I am trying to estimate a parallel process latent growth model with five waves of data from adolescence to early adulthood. The outcomes are depression (continuous) and number of conduct disorder symptoms (count, maximum 4). The sample size is 662. My input is:
Thanks - I have already tried each growth model separately, and they run fine and make sense.
I tried your montecarlo suggestion, but still fail to get estimates, and the following error message:
THE MODEL ESTIMATION DID NOT TERMINATE NORMALLY DUE TO A NON-ZERO DERIVATIVE OF THE OBSERVED-DATA LOGLIKELIHOOD.

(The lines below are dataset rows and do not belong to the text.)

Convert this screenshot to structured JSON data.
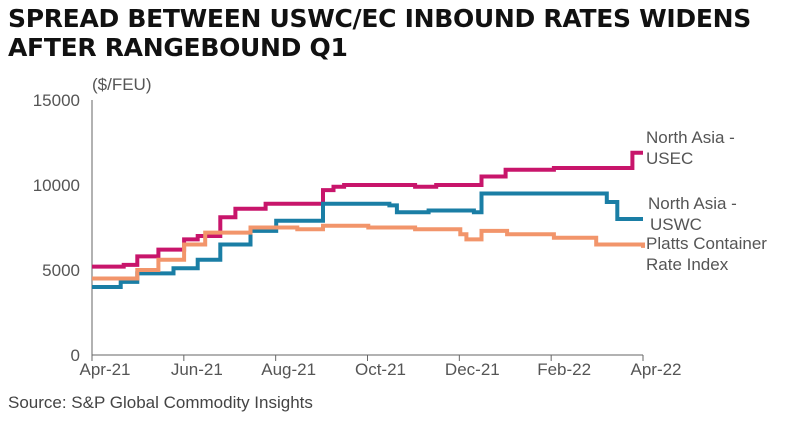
{
  "title": "SPREAD BETWEEN USWC/EC INBOUND RATES WIDENS\nAFTER RANGEBOUND Q1",
  "source": "Source: S&P Global Commodity Insights",
  "chart_data": {
    "type": "line",
    "title": "SPREAD BETWEEN USWC/EC INBOUND RATES WIDENS AFTER RANGEBOUND Q1",
    "ylabel": "($/FEU)",
    "ylim": [
      0,
      15000
    ],
    "yticks": [
      "15000",
      "10000",
      "5000",
      "0"
    ],
    "xticks": [
      "Apr-21",
      "Jun-21",
      "Aug-21",
      "Oct-21",
      "Dec-21",
      "Feb-22",
      "Apr-22"
    ],
    "grid": false,
    "legend": "right, end of lines",
    "series": [
      {
        "name": "North Asia - USEC",
        "label_lines": [
          "North Asia -",
          "USEC"
        ],
        "color": "#c8156b",
        "points": [
          [
            "2021-04-01",
            5200
          ],
          [
            "2021-04-22",
            5300
          ],
          [
            "2021-05-01",
            5800
          ],
          [
            "2021-05-15",
            6200
          ],
          [
            "2021-06-01",
            6800
          ],
          [
            "2021-06-10",
            7000
          ],
          [
            "2021-06-25",
            8100
          ],
          [
            "2021-07-05",
            8600
          ],
          [
            "2021-07-25",
            8900
          ],
          [
            "2021-09-01",
            9700
          ],
          [
            "2021-09-08",
            9900
          ],
          [
            "2021-09-15",
            10000
          ],
          [
            "2021-11-01",
            9900
          ],
          [
            "2021-11-15",
            10000
          ],
          [
            "2021-12-15",
            10500
          ],
          [
            "2021-12-31",
            10900
          ],
          [
            "2022-02-01",
            11000
          ],
          [
            "2022-03-25",
            11900
          ],
          [
            "2022-04-01",
            11900
          ]
        ]
      },
      {
        "name": "North Asia - USWC",
        "label_lines": [
          "North Asia -",
          "USWC"
        ],
        "color": "#1a7ea5",
        "points": [
          [
            "2021-04-01",
            4000
          ],
          [
            "2021-04-20",
            4300
          ],
          [
            "2021-05-01",
            4800
          ],
          [
            "2021-05-25",
            5100
          ],
          [
            "2021-06-10",
            5600
          ],
          [
            "2021-06-25",
            6500
          ],
          [
            "2021-07-15",
            7300
          ],
          [
            "2021-08-01",
            7900
          ],
          [
            "2021-09-01",
            8900
          ],
          [
            "2021-10-15",
            8800
          ],
          [
            "2021-10-20",
            8400
          ],
          [
            "2021-11-10",
            8500
          ],
          [
            "2021-12-10",
            8400
          ],
          [
            "2021-12-15",
            9500
          ],
          [
            "2022-03-01",
            9500
          ],
          [
            "2022-03-08",
            9000
          ],
          [
            "2022-03-15",
            8000
          ],
          [
            "2022-04-01",
            8000
          ]
        ]
      },
      {
        "name": "Platts Container Rate Index",
        "label_lines": [
          "Platts Container",
          "Rate Index"
        ],
        "color": "#f2956b",
        "points": [
          [
            "2021-04-01",
            4500
          ],
          [
            "2021-05-01",
            5000
          ],
          [
            "2021-05-15",
            5600
          ],
          [
            "2021-06-01",
            6500
          ],
          [
            "2021-06-15",
            7200
          ],
          [
            "2021-07-01",
            7200
          ],
          [
            "2021-07-15",
            7500
          ],
          [
            "2021-08-15",
            7400
          ],
          [
            "2021-09-01",
            7600
          ],
          [
            "2021-10-01",
            7500
          ],
          [
            "2021-11-01",
            7400
          ],
          [
            "2021-12-01",
            7100
          ],
          [
            "2021-12-05",
            6800
          ],
          [
            "2021-12-15",
            7300
          ],
          [
            "2022-01-01",
            7100
          ],
          [
            "2022-02-01",
            6900
          ],
          [
            "2022-03-01",
            6500
          ],
          [
            "2022-04-01",
            6300
          ]
        ]
      }
    ]
  }
}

THE MCONVERGENCE CRITERION OF THE EM ALGORITHM IS NOT FULFILLED. CHECK YOUR STARTING VALUES OR INCREASE THE NUMBER OF MITERATIONS. ESTIMATES CANNOT BE TRUSTED. THE LOGLIKELIHOOD DERIVATIVE FOR PARAMETER 17 IS -0.66093711D+01.
Is it possible that the data are simply not suitable for this type of model?
Hello, In a similar model with dual trajectories, one normally distributed and one with a Poisson distribution (COUNT), how would one interpret a regression path from the latent intercept of the count trajectory to the intercept or slope of the continuous process? In other words, how is the regression estimate from a continuous variable regressed on a latent Poisson variable interpreted?
Oppositely, how would the estimate from a Poisson latent variable regressed on a continuous variable be interpreted? In this case I assume that the exponentiated regression estimate could be interpreted as "a one unit increase in ...".